For those interested in Delegates and/or Rules and Alerts
About Delegate Access
This feature requires you to be using a Microsoft Exchange Server e-mail account.
Just as you might have an assistant who helps you manage your incoming paper mail, Microsoft Outlook provides similar functionality by making it possible for you to give another person access to your Inbox and any other Outlook folder you want. The process of granting someone permission to open your folders, read and create items, and respond to requests for you is called delegate access.
As the person granting permission, you determine the level of access the delegate has. You can give a delegate permission to read items in your folders, or to read, create, modify, and delete items. You can give a delegate permission to send mail and to respond to mail on your behalf. The delegate can also organize meetings on your behalf and respond to meeting requests and task requests sent to you. By default, if you grant someone access to your folders, that delegate has access to the items in the folders, except items marked private. You must grant additional permissions to allow access to private items.
Note If you want to use the Delegate Access feature, your mail must be delivered to your mailbox on the server, not to a personal folders file on your hard disk.
-----------------------------------------------------------------------------------------------------------------------------
About managing messages with rules
Rules help you manage your e-mail messages by performing actions on messages that match a specific set of conditions. After you create a rule, Microsoft Outlook applies the rule when a message arrives in your Inbox or when you send a message. For example, you can automatically:
- Forward to your manager all messages sent by Judy Lew when they arrive in your Inbox.
- Assign the category Sales to all messages you send that have the word "sales" in the Subject box.
- Flag each meeting request or meeting update you receive from your manager.
Rules fall into two general categories: notification and organization. Notification rules alert you in some way when you receive a particular message. For example, you can create a rule that automatically sends an e-mail message to your mobile telephone when you receive a message from a family member. Organization rules perform one or more actions on a message. For example, you can create a rule that moves certain messages to a folder or flags them for follow-up on a particular day.
You can also run one or more of your rules manually. Running rules manually allows you to selectively apply them to messages already in your Inbox or in another folder.
You can add exceptions to your rules for special circumstances, such as when a message is flagged for follow-up action or is marked with high importance. A rule is not applied to a message if any one of the exceptions you specify is met.
----------------------------------------------------------------------------------------------------------------------------------------------------------------------------------------------------------------------------------------------------------
Explore Help for additional assistance in setting up rules.

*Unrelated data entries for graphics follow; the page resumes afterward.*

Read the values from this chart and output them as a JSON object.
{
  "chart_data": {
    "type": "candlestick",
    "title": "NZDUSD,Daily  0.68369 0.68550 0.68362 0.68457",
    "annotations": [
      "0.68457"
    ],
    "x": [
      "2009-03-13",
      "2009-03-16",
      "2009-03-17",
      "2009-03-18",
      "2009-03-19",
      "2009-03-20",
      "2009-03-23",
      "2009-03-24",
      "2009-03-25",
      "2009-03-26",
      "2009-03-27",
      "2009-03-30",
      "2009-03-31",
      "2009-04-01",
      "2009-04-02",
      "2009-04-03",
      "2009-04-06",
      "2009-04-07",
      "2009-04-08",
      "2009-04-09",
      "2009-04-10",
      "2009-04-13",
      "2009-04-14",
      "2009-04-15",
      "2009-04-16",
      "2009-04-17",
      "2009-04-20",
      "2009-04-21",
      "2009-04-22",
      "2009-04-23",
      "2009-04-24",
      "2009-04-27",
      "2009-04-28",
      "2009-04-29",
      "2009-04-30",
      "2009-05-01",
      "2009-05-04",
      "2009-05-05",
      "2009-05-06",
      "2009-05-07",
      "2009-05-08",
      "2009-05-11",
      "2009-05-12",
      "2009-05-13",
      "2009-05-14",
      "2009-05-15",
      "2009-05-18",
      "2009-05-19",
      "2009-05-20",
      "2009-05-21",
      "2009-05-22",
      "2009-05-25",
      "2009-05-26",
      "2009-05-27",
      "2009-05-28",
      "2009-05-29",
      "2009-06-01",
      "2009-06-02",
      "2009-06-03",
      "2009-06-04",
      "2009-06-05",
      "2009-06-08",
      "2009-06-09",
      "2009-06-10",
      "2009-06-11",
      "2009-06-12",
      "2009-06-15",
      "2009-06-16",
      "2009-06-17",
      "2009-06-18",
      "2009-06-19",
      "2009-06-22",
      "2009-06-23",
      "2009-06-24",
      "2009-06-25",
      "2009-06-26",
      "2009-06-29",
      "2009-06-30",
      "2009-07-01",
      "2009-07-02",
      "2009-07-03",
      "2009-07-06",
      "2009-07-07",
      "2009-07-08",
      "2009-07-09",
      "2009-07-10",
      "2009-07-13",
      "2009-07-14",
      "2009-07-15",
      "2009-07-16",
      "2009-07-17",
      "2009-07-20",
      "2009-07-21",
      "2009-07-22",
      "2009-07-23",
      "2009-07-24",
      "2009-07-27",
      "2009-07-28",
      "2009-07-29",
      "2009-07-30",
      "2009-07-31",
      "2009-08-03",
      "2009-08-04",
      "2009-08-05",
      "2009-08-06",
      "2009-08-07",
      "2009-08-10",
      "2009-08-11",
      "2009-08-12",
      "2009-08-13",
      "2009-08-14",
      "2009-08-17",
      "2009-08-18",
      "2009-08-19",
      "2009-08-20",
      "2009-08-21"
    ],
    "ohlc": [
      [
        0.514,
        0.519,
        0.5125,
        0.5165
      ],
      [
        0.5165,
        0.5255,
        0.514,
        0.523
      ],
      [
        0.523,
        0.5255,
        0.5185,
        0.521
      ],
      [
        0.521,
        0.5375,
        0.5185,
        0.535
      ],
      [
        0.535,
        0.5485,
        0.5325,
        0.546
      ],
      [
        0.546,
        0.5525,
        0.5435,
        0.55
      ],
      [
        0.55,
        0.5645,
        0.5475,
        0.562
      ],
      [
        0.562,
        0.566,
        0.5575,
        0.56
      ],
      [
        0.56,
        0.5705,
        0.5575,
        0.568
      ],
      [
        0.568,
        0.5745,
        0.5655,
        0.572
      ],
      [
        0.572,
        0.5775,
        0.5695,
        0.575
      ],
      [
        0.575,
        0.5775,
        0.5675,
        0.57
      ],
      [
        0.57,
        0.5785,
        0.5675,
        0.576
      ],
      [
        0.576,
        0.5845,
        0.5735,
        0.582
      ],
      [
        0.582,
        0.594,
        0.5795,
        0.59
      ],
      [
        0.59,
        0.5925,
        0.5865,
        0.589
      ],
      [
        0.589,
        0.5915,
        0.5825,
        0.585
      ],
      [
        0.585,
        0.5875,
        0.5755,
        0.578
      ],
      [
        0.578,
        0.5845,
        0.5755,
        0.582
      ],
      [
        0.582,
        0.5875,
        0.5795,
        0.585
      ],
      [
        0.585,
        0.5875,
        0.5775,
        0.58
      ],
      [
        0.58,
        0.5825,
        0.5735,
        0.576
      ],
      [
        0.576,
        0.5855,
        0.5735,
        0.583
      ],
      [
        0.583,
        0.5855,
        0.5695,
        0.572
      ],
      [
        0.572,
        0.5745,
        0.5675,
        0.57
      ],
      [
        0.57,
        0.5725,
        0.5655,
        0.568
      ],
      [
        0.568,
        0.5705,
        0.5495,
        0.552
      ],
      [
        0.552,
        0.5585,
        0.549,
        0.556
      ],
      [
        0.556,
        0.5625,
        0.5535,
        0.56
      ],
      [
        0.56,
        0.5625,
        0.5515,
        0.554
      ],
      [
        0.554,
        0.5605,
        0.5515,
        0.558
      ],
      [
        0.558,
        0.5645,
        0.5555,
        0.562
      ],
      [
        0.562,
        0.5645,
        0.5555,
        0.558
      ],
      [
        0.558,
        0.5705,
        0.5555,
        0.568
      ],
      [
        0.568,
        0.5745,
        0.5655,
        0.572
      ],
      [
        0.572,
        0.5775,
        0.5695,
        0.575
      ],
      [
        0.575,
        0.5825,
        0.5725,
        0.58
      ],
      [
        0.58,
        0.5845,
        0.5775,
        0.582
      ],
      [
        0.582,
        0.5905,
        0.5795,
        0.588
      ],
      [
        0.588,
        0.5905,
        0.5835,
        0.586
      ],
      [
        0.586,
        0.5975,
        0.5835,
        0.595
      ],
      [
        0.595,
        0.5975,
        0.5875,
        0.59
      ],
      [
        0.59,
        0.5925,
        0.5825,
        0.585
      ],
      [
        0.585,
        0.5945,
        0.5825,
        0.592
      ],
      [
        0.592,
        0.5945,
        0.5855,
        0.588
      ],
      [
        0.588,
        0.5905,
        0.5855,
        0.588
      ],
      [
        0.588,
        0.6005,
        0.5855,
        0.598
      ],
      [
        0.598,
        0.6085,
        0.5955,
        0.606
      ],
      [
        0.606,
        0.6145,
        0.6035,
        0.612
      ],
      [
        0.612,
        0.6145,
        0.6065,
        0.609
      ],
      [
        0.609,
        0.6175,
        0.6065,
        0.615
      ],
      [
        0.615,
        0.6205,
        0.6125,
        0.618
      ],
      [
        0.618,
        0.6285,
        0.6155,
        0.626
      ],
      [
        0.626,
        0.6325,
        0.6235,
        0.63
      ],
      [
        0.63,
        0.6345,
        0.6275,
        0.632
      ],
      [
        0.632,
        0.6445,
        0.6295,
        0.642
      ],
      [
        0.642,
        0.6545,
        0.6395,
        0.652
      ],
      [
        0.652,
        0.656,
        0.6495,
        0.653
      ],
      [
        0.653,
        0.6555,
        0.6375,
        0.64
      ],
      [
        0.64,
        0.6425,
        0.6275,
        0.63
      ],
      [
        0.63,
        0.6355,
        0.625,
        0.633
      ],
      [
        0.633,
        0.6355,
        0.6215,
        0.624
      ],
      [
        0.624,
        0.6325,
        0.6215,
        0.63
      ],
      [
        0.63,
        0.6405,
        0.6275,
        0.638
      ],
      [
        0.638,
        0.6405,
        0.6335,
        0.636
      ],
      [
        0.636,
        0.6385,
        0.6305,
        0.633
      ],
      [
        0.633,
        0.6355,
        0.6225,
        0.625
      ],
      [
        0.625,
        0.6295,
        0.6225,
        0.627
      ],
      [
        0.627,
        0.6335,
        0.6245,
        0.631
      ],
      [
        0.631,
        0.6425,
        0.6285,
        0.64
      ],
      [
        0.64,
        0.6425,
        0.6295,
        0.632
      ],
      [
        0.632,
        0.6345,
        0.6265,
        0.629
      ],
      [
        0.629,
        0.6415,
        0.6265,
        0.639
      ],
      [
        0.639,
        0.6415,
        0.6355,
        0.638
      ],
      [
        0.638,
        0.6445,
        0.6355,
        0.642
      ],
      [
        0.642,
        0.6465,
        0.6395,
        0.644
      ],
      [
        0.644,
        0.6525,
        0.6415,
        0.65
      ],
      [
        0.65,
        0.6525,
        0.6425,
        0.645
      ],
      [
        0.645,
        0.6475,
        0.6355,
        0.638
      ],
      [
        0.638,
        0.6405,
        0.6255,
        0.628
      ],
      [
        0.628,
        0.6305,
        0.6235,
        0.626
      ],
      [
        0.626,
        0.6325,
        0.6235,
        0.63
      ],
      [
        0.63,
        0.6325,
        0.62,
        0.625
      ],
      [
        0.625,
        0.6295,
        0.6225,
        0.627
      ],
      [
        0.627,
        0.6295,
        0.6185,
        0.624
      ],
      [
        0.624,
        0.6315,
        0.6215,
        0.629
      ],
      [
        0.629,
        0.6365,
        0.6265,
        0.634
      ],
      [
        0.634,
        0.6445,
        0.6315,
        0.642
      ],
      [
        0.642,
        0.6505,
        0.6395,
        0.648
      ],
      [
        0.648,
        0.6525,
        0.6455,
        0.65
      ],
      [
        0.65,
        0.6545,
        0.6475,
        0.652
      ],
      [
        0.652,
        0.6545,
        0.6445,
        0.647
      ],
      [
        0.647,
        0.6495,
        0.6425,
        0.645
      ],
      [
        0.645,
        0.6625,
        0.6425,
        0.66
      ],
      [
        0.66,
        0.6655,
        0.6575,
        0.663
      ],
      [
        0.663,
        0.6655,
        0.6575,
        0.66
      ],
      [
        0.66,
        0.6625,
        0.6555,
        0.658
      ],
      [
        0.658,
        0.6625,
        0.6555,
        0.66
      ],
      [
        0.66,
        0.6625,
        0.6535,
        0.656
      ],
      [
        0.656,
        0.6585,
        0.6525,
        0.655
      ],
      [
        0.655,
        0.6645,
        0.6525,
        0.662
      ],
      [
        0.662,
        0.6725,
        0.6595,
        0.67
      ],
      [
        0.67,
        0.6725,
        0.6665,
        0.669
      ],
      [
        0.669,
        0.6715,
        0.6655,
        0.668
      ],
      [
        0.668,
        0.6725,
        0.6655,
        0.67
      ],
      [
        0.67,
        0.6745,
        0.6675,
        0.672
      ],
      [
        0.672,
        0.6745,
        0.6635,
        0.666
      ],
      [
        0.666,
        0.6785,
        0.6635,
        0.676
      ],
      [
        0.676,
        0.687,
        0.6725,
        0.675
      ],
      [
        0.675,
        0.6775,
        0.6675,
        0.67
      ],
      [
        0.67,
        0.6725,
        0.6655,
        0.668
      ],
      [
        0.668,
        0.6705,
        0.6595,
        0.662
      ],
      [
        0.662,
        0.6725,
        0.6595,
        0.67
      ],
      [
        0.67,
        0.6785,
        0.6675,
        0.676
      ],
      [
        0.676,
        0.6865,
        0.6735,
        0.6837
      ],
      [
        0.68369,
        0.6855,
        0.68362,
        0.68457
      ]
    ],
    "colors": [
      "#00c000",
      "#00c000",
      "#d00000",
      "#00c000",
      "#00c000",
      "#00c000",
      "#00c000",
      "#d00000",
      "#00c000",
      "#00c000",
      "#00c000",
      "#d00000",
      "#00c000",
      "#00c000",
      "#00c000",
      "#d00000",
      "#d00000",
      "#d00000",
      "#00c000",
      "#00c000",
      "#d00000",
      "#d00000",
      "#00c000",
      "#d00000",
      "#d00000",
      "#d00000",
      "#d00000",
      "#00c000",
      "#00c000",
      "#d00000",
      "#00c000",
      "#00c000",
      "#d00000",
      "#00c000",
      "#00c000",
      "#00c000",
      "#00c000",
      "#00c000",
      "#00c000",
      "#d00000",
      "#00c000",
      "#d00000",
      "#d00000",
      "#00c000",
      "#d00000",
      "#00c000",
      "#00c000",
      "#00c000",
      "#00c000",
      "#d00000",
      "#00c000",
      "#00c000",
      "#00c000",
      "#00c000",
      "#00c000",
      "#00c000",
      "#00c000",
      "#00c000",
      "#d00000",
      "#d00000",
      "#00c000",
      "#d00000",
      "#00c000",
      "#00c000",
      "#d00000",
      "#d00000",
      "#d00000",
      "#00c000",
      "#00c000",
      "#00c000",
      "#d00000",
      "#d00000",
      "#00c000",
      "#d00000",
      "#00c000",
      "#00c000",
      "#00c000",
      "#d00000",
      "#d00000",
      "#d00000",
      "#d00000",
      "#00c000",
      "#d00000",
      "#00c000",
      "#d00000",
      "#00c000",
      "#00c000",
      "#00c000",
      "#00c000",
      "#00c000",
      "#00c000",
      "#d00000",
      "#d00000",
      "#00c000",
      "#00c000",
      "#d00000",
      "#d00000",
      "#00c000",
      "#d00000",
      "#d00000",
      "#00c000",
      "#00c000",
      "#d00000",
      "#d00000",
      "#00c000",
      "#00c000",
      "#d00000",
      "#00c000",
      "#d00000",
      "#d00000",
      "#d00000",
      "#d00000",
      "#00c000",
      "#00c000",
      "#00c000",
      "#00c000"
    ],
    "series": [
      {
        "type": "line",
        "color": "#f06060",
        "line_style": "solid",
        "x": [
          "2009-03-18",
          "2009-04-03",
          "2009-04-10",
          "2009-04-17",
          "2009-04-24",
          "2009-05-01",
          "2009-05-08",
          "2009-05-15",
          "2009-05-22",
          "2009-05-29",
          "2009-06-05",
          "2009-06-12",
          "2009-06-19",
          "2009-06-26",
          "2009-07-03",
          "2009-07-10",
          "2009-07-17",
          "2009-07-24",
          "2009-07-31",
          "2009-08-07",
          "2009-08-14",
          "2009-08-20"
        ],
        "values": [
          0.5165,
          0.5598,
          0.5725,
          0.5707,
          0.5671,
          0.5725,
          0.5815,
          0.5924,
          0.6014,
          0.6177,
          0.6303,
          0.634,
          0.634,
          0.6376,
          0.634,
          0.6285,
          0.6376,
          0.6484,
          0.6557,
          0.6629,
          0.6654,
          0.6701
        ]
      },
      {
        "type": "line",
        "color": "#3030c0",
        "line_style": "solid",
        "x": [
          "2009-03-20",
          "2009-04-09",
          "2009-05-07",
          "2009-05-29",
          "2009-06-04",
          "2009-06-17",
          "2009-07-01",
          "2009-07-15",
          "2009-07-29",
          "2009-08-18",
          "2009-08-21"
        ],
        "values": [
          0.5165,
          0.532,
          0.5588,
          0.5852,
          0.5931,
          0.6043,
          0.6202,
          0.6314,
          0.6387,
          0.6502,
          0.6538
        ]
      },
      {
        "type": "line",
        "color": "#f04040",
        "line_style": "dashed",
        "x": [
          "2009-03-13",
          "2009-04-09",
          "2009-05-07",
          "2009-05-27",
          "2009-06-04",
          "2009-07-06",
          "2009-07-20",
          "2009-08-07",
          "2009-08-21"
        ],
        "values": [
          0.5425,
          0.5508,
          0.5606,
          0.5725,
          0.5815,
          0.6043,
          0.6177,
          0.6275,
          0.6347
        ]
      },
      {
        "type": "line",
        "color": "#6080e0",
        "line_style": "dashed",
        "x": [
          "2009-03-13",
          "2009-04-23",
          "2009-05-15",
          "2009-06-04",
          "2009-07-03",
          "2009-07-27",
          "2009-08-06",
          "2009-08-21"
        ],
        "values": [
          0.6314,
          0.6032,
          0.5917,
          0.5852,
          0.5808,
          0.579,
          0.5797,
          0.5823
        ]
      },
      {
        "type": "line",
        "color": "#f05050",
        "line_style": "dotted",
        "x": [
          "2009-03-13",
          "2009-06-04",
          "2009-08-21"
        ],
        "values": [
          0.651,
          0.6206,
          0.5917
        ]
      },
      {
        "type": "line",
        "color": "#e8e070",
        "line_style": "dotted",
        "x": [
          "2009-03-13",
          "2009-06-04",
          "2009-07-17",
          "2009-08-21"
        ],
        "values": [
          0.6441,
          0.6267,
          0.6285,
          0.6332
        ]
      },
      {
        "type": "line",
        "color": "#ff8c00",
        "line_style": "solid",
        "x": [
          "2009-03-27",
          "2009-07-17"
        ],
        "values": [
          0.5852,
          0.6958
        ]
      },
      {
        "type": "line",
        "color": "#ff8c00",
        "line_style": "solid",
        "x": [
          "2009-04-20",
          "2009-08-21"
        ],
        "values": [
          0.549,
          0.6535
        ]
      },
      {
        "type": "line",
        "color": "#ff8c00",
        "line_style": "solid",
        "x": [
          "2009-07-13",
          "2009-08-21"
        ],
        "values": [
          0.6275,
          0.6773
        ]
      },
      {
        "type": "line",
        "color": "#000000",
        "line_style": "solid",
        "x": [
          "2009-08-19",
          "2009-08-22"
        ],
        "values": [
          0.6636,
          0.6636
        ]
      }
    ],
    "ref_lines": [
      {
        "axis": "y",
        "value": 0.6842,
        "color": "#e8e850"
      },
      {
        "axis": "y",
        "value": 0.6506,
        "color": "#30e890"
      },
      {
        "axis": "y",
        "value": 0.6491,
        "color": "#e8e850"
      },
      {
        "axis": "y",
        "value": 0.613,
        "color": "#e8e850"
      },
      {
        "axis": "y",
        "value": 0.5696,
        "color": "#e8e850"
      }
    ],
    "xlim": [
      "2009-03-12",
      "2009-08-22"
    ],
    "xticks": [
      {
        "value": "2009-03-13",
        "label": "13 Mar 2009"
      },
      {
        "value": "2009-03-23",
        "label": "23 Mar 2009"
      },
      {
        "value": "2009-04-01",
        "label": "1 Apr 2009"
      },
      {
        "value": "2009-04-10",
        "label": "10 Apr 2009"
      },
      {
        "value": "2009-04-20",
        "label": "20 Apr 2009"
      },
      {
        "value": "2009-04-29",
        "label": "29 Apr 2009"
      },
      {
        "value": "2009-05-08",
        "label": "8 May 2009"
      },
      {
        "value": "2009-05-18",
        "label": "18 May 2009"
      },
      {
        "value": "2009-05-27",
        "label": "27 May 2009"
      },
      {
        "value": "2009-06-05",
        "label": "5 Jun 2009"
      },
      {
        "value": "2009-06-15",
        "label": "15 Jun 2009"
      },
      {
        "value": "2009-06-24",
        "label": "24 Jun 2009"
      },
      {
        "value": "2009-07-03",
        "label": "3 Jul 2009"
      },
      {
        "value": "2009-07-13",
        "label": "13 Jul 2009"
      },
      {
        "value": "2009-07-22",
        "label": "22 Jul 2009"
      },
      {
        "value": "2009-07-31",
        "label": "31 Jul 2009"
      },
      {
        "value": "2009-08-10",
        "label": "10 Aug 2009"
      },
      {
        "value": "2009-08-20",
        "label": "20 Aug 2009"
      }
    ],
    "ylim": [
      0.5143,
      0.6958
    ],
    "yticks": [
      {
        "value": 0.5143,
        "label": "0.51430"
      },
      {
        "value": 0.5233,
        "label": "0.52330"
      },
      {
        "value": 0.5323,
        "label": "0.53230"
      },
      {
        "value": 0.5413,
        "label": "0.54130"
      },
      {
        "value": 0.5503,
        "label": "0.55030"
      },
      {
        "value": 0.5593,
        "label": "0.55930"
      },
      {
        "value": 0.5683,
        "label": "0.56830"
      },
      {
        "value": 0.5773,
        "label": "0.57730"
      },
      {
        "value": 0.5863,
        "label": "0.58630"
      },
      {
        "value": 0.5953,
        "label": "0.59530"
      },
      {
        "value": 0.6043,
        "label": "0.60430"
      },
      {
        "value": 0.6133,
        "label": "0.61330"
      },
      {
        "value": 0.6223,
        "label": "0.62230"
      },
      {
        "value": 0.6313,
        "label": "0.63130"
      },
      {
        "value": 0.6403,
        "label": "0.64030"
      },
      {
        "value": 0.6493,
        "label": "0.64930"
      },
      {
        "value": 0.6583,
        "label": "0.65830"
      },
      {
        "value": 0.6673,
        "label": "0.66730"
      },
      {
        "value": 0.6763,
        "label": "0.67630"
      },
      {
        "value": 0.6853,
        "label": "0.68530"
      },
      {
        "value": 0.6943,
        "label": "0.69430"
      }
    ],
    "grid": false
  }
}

Outlook does not allow you to set up a rule to BCC and as his machines are company/project owned I was not comfortable downloading and installing external software programs, but there are software downloads available that will enable setting up rules to bcc e-mails. This type of software runs an average of $25 and is marketed to employers who want to monitor their employees e-mail traffic. This type of rule could be particularly effective for those of us who are BS’s to monitor e-mail traffic as we would not need access to WS account after setting the rule. All, or specified, e-mails would be blind cc'd to us. Google "Auto BCC" if interested.